That any employee should suffer the trauma of being assaulted whilst at work is totally unacceptable and for statistics to reveal that local authority staff in the region were physically, or verbally, abused more than 12,900 times over the past three years is frankly abhorrent.
Those staff, many no doubt already feeling under pressure due to cuts to local services, are there to do a job – and whether that is as a care worker, teacher, housing officer, parking warden, or otherwise, they should be able to get on with it without the fear of violence or harassment.
Unions say the scale of attacks was a direct result of what they call “chronic underfunding” of the public sector and frustrations being taken out on staff. However, such behaviour cannot be justified; council employees, quite rightly, do not expect to go to work to be punched, kicked or bitten – and measures must be put in place to stop that from happening.
In the words of Unison’s regional organiser Karen Loughlin: “We need a systematic approach to ensure staff remain free from verbal and physical assaults. Everybody is entitled to a safe working environment.”

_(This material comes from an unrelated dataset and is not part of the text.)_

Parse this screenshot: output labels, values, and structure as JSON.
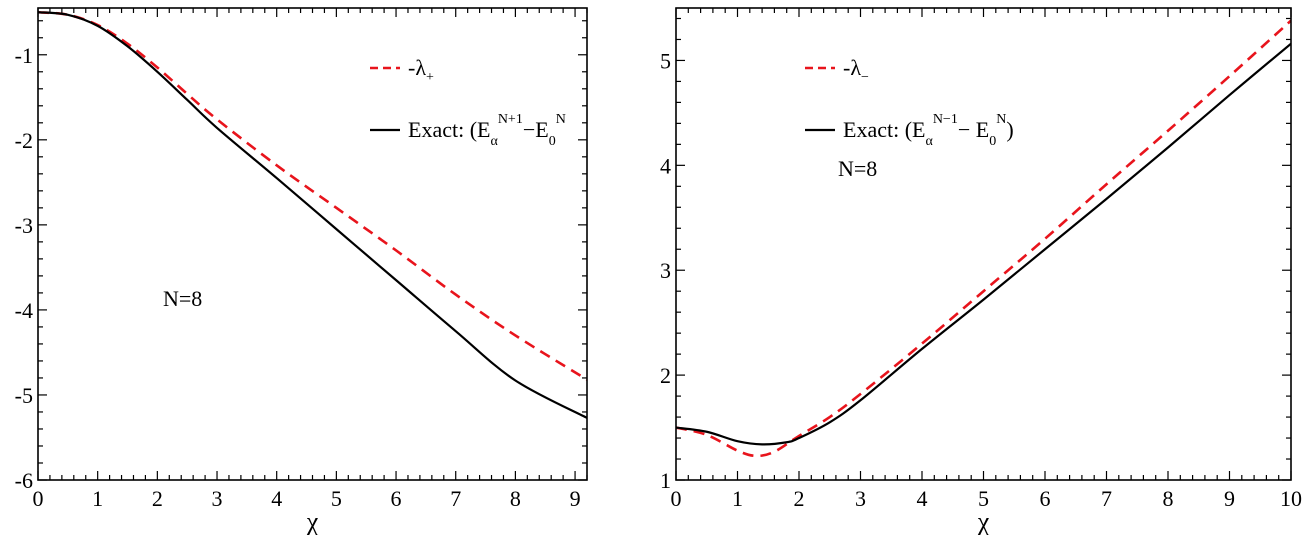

Individuals who attack emergency service workers including police, prison officers and paramedics now face longer jail terms, after the so-called Protect the Protectors Bill, first introduced by Halifax MP Holly Lynch in 2016 and supported by The Yorkshire Post, gained Royal Assent in September. And calls are now being made for the greater protection of frontline council staff and teachers, with the GMB union’s political officer in Yorkshire, Steve Jennings, claiming they should receive similar protections to emergency workers. This ought to be given serious consideration, for, as today’s figures clearly show, they, too, are in need of safeguarding from harm.